Kevin Gough, the lawyer representing Bryan, tried to keep his client away from the other defendants. He argued that not only did Brian fail to shoot Abery, but he didn’t know that the McMichael family was armed until the moment before Abery’s death. Brian also provided all his evidence to law enforcement, which he said, including key cell phone videos of the fatal encounter.

“He was sincere from the beginning,” Gough told the jury. “The existence of Roddie Bryan is absolutely superfluous and has nothing to do with the tragic death of Ahmaud Arbery.”

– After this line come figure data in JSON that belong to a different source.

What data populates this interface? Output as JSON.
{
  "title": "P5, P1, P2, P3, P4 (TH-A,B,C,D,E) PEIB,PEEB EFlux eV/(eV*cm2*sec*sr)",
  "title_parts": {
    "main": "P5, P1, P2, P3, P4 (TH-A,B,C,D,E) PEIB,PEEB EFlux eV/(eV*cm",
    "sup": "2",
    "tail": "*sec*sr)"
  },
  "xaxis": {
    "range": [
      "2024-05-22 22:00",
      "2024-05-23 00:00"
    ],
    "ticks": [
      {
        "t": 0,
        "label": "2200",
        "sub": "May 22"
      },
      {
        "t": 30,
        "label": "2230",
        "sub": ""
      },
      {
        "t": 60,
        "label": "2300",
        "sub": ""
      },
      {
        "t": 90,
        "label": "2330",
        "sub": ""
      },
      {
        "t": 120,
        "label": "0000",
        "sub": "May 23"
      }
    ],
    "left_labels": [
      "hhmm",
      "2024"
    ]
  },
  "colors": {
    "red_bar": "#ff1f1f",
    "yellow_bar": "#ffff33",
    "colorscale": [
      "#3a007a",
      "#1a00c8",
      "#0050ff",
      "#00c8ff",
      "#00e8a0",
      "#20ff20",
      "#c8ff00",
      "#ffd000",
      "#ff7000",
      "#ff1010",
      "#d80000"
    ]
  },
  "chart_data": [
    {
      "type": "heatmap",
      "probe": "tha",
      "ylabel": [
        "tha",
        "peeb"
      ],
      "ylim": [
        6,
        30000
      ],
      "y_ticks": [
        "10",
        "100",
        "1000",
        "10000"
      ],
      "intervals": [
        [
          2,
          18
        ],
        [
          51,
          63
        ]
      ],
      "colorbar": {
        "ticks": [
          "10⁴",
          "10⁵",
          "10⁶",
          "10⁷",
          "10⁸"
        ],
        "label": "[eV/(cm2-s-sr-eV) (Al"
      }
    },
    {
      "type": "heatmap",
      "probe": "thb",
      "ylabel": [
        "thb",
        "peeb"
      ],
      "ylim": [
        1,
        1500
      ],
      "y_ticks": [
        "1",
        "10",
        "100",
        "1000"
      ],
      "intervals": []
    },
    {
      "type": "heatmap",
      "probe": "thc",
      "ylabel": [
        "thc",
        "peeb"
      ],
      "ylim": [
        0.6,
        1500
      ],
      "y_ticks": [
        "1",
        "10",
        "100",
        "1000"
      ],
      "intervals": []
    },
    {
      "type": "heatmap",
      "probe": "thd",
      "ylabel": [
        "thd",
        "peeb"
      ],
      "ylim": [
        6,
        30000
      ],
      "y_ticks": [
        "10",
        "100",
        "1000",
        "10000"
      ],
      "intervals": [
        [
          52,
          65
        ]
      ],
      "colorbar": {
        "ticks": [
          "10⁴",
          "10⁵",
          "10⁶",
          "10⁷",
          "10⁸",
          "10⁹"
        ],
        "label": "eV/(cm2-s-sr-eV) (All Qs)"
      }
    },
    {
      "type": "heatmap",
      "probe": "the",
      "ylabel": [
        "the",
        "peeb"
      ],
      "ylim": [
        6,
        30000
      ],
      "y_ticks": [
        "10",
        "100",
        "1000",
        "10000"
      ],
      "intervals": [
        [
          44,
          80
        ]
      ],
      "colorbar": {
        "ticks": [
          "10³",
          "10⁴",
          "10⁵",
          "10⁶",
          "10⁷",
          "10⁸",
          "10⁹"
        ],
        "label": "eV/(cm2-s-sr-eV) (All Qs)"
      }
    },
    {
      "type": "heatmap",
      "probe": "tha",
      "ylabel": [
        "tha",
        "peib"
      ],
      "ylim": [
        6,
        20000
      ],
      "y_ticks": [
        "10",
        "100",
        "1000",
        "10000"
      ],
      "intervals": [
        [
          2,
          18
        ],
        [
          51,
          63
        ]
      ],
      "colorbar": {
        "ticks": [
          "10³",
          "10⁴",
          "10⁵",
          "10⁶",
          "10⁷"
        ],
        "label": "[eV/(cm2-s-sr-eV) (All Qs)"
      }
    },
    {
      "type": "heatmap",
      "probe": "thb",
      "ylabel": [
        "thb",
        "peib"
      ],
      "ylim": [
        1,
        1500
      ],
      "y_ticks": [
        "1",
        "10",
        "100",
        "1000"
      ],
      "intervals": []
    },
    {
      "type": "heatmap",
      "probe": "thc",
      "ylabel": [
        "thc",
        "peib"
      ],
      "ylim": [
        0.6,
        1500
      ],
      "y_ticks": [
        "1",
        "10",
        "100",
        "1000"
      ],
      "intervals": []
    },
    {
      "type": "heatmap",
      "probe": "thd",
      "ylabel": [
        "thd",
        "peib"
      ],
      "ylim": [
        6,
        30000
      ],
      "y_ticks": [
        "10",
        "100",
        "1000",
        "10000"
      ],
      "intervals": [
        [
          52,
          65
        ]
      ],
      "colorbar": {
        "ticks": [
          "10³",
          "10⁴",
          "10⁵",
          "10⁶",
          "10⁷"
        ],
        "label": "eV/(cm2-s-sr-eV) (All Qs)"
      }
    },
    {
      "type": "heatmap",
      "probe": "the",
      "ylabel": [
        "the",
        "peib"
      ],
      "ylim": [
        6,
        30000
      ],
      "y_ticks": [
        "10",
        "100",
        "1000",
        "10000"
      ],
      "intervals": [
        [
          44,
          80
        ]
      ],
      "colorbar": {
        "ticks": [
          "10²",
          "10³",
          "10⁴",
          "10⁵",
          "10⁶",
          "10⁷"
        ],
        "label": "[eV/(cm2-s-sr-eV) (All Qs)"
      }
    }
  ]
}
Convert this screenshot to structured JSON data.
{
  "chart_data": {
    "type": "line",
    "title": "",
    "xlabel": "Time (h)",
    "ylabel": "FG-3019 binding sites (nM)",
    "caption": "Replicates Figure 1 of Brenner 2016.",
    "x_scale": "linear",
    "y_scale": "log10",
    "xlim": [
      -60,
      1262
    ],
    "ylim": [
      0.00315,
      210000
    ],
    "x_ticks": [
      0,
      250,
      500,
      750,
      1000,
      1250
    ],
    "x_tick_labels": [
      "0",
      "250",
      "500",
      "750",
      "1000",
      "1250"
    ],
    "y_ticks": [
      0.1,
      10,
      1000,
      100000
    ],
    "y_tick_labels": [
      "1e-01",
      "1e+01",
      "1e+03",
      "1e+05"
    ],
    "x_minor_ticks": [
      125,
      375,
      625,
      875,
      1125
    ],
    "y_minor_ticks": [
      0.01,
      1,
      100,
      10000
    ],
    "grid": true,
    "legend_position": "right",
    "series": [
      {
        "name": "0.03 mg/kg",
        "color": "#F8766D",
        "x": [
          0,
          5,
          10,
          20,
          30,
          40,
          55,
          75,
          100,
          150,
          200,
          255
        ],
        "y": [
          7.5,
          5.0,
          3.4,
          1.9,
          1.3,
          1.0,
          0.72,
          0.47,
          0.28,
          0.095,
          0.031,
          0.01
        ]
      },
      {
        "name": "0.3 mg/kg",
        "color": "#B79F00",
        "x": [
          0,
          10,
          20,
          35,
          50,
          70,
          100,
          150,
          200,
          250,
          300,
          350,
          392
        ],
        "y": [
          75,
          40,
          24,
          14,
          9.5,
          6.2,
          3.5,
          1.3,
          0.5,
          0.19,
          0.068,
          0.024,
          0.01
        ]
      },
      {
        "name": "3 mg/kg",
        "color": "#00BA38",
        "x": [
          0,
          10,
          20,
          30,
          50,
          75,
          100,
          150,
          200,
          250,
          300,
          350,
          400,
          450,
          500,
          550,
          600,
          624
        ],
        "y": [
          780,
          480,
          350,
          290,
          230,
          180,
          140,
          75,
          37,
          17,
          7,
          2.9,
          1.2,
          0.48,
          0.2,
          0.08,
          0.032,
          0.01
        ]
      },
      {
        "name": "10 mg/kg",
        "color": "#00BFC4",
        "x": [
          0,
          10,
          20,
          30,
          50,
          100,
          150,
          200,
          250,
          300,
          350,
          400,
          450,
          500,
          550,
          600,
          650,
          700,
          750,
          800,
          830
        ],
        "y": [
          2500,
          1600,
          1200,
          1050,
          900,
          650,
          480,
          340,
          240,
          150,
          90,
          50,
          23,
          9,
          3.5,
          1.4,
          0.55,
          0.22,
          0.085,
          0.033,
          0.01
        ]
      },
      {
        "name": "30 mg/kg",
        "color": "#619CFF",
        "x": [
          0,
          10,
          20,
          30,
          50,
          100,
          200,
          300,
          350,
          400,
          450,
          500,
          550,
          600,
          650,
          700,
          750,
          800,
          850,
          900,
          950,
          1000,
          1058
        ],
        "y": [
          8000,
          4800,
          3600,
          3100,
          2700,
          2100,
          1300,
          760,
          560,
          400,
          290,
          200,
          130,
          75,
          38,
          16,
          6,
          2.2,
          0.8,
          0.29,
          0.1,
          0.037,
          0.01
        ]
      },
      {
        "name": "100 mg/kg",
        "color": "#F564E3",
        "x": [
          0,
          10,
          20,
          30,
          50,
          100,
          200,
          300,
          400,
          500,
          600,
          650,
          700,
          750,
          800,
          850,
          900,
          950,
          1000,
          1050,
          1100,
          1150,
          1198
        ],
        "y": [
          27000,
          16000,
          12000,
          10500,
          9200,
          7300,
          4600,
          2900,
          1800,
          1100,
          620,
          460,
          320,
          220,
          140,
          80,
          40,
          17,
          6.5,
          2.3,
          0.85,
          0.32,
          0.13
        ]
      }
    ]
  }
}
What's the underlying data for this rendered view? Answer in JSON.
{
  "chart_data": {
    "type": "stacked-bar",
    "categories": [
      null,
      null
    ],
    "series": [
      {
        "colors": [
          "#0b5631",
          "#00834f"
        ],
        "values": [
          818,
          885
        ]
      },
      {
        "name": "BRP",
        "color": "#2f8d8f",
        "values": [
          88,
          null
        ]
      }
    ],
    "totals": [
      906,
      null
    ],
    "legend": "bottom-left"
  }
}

The death of Abery shocked Americans on both sides of the political aisle.For many Georgians think back By the time of Jim Crow, when white mobs were hunted down Negro and kill them with impunity.

In June 2020, just a few weeks after an investigator in Georgia testified at a hearing that Brian heard Travis McMichael used racist slander after killing Abery, the staunch Republican Party The governor signed the first hate crimes bill in Georgia, which imposes additional punishment biases on crimes motivated by the following.

In May of this year, Governor Brian Kemp passed a bill that reformed the state’s controversial citizen arrest law, greatly restricting the ability of any uncertified law enforcement officer to arrest someone. Kemp called the old law “outdated” and “reached the point of abuse.”

The state murder trial is not the only chance to convict the three white men.

Next year, they will face a separate federal trial for hate crimes and kidnapping Toll -One count of interfering with Arbery’s right to use public streets because of his race and one count of attempted kidnapping. McMichaels is also accused of using, carrying and brandishing a gun during a violent crime.